La Escala del Problema: Millones de Usuarios Afectados
La dimensión de la posible invasión a la privacidad es colosal. En 2025, más de siete millones de personas adquirieron las gafas inteligentes de Meta. Según la demanda, el metraje de todos estos dispositivos se canaliza a una línea de datos para su revisión, sin que los usuarios tengan la opción de excluirse de este proceso.

La Respuesta de Meta y la Letra Pequeña de las Políticas
Frente a las acusaciones, Meta declaró a la BBC que, cuando los usuarios comparten contenido con Meta AI, utiliza contratistas para revisar la información con el fin de «mejorar la experiencia de las personas con las gafas», una práctica que, según la empresa, está explicada en su política de privacidad.
«Ray-Ban Meta glasses help you use AI, hands-free… Cuando las personas comparten contenido con Meta AI, a veces usamos contratistas para revisar estos datos con el propósito de mejorar la experiencia de las personas, como lo hacen muchas otras empresas. Tomamos medidas para filtrar estos datos para proteger la privacidad de las personas…», declaró el portavoz Christopher Sgro.

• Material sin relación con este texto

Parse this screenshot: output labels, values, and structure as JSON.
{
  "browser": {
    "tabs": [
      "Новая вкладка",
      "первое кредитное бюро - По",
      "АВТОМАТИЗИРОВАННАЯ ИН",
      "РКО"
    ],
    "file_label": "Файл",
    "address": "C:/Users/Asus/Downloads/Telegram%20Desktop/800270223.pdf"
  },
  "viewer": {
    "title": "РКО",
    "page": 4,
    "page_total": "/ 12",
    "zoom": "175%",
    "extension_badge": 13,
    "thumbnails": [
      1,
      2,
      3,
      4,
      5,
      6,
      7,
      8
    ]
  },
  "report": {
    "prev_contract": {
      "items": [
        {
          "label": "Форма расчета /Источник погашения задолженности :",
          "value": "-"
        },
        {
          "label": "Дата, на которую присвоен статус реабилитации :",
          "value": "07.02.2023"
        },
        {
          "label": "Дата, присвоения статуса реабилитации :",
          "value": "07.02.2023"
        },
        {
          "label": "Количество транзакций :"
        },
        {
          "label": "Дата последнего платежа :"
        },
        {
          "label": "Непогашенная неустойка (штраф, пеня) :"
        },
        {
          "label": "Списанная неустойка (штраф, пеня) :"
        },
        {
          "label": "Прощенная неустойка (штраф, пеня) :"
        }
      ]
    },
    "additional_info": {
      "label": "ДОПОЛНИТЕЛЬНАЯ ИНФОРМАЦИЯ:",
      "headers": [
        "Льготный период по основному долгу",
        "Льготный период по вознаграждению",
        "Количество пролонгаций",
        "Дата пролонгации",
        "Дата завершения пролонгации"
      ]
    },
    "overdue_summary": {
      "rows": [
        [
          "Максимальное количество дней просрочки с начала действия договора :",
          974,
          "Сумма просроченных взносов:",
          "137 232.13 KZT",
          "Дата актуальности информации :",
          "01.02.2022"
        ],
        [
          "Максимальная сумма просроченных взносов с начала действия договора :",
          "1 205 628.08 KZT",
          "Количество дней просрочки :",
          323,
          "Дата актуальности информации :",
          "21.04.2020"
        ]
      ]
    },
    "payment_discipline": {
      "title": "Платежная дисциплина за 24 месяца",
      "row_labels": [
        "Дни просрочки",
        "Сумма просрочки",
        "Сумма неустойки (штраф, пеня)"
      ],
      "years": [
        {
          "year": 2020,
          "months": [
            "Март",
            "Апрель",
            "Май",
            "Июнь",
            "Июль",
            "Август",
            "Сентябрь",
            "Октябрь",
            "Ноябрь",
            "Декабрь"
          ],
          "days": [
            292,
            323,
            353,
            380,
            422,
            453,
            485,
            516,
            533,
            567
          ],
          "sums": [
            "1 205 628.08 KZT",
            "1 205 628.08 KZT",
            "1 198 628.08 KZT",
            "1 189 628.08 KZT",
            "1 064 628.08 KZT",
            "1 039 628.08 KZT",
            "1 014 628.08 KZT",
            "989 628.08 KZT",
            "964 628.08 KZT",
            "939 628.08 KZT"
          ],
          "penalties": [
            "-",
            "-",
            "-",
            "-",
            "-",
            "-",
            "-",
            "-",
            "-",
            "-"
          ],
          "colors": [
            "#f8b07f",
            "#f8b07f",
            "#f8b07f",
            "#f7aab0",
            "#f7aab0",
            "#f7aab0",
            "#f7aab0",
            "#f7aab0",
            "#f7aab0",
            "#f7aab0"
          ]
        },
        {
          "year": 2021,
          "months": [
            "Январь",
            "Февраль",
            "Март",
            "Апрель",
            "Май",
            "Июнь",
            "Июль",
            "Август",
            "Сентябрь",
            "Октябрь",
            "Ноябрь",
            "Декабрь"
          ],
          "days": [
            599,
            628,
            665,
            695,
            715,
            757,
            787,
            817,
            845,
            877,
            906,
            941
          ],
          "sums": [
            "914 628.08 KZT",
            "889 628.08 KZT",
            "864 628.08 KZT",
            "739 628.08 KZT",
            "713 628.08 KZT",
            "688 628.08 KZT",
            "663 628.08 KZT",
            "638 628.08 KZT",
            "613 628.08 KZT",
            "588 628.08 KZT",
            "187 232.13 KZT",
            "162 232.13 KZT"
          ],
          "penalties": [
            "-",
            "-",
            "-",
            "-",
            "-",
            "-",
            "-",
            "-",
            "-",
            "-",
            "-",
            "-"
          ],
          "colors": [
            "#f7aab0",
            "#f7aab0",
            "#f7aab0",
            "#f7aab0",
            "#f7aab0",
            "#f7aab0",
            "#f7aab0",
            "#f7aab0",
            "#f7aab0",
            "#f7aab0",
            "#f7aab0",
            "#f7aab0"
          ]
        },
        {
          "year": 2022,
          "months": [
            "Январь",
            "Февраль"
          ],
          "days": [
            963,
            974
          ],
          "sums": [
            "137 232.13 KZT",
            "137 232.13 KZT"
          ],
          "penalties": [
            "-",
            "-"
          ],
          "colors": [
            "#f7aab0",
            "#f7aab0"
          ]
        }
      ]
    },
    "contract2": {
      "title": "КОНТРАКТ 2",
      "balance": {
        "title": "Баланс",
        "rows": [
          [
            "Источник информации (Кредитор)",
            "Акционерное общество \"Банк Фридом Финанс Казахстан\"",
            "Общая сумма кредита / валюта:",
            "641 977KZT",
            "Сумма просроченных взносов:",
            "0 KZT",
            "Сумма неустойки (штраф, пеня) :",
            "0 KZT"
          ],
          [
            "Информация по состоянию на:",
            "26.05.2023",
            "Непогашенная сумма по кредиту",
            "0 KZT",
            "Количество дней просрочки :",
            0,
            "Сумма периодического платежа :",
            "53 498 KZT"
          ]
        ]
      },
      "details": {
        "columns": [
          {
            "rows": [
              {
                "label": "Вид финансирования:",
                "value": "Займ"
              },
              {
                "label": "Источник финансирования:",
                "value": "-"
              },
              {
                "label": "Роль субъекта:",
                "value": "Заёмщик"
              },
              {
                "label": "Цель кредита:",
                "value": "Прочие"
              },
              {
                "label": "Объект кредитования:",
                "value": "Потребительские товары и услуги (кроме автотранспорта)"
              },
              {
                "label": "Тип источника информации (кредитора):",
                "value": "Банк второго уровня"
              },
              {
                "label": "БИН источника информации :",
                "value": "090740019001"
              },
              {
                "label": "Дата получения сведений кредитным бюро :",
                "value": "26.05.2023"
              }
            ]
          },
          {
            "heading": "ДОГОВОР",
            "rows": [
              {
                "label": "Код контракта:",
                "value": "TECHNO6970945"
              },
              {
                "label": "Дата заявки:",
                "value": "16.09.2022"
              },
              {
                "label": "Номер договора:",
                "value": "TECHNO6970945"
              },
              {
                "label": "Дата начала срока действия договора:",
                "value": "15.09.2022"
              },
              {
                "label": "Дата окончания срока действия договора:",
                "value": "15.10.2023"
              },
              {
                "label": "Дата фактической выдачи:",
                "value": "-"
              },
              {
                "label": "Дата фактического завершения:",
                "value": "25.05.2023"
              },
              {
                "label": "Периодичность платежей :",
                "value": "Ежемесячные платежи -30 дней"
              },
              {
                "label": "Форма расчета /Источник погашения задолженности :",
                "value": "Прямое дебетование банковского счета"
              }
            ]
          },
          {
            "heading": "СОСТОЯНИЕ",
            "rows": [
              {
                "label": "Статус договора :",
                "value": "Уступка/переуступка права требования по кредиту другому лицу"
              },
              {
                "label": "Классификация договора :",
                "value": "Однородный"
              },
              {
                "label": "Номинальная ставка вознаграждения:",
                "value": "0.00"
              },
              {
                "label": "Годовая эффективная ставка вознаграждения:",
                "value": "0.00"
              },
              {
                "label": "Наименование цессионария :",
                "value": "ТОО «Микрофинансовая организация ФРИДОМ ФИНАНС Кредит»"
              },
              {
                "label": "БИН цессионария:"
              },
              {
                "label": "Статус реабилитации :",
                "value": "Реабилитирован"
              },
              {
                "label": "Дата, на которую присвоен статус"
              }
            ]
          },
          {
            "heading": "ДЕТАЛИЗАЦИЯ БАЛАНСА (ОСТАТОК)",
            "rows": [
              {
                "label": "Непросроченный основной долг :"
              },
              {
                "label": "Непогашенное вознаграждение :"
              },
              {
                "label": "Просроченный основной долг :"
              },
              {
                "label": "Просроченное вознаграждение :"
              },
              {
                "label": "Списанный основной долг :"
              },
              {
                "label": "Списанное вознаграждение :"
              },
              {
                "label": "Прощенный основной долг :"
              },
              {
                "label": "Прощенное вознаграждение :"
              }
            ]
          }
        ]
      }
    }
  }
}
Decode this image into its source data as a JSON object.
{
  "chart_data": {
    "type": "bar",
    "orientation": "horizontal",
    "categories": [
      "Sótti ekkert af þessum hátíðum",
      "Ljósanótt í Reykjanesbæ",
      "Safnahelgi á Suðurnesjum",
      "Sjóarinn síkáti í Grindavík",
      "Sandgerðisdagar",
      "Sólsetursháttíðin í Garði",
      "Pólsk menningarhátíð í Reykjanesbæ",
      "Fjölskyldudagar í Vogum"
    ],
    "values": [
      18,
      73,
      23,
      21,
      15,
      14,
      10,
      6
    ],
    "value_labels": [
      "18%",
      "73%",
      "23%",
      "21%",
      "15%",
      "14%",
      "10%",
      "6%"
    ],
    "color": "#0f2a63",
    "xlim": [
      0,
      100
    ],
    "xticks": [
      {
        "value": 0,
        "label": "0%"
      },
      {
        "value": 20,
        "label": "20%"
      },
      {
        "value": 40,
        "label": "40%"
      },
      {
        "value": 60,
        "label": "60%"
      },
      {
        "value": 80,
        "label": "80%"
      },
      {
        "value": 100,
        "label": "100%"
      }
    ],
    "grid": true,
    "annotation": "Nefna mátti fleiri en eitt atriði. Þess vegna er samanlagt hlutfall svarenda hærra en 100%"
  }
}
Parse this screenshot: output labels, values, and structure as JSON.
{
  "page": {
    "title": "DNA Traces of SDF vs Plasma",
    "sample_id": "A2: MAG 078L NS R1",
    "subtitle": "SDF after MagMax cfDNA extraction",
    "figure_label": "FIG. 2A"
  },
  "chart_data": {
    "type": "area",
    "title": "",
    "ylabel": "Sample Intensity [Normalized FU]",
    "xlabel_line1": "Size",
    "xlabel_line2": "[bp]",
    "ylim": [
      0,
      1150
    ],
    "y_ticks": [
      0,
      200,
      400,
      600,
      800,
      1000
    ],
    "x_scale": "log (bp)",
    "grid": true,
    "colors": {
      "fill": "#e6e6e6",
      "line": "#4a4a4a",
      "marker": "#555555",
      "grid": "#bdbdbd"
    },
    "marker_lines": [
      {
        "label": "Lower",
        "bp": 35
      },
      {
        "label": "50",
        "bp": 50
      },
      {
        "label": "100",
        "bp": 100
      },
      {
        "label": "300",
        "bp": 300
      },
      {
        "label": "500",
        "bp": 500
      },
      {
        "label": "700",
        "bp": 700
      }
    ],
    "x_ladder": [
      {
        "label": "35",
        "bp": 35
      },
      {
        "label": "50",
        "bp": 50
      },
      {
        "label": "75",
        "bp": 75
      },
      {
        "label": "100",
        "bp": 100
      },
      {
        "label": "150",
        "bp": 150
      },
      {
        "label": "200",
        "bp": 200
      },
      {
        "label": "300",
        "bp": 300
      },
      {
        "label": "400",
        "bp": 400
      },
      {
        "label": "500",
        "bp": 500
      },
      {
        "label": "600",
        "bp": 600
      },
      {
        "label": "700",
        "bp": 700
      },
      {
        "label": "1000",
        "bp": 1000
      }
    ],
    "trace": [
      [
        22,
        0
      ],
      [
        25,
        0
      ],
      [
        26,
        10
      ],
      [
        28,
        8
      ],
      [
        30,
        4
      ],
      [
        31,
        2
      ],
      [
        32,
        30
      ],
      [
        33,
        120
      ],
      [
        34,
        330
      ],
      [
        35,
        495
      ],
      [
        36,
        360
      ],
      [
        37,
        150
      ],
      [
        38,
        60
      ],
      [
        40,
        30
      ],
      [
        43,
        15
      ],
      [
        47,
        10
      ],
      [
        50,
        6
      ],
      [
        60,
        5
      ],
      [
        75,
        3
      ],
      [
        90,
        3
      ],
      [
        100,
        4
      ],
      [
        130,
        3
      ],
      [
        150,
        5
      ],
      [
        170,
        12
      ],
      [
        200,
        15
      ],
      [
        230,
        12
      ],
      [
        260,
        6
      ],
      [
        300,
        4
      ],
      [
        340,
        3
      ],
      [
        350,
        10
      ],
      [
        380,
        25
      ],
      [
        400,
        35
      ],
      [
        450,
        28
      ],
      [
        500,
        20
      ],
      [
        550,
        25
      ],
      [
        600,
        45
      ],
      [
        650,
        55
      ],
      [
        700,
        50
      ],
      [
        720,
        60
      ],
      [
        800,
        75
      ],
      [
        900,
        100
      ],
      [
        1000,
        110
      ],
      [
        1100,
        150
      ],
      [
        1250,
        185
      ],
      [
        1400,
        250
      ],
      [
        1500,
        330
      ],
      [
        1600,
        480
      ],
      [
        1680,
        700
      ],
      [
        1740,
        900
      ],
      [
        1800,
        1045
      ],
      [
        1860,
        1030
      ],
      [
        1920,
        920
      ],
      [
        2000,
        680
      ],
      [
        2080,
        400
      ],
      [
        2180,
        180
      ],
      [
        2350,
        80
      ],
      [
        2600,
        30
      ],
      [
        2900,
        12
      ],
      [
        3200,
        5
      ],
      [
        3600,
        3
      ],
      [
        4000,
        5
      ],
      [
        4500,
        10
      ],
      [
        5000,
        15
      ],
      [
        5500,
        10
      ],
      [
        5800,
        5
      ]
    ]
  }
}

Sin embargo, la queja judicial señala que la mención a la revisión humana se encuentra en los términos de servicio de IA de Meta para el Reino Unido. La versión aplicable en EE.UU. establece: «En algunos casos, Meta revisará sus interacciones con las IAs, incluido el contenido de sus conversaciones con o mensajes para las IAs, y esta revisión puede ser automatizada o manual (humana)».
El Contexto Más Amplio: La Era de la ‘Vigilancia de Lujo’
Este caso se enmarca en una creciente preocupación global por el auge de dispositivos portátiles con IA, como gafas inteligentes y colgantes siempre activos, denominados por algunos críticos como «tecnología de vigilancia de lujo». La polémica ha generado un amplio rechazo, hasta el punto de que un desarrollador publicó una aplicación capaz de detectar cuando hay gafas inteligentes cerca.
¿Qué Sigue en el Caso Contra Meta?
Meta no ha comentado sobre la litigación en sí, ya que acaba de ser presentada. Mientras tanto, la investigación del regulador británico continúa su curso. Este caso podría sentar un precedente crucial sobre los límites de la recolección de datos y las expectativas de privacidad en la próxima generación de dispositivos tecnológicos portátiles.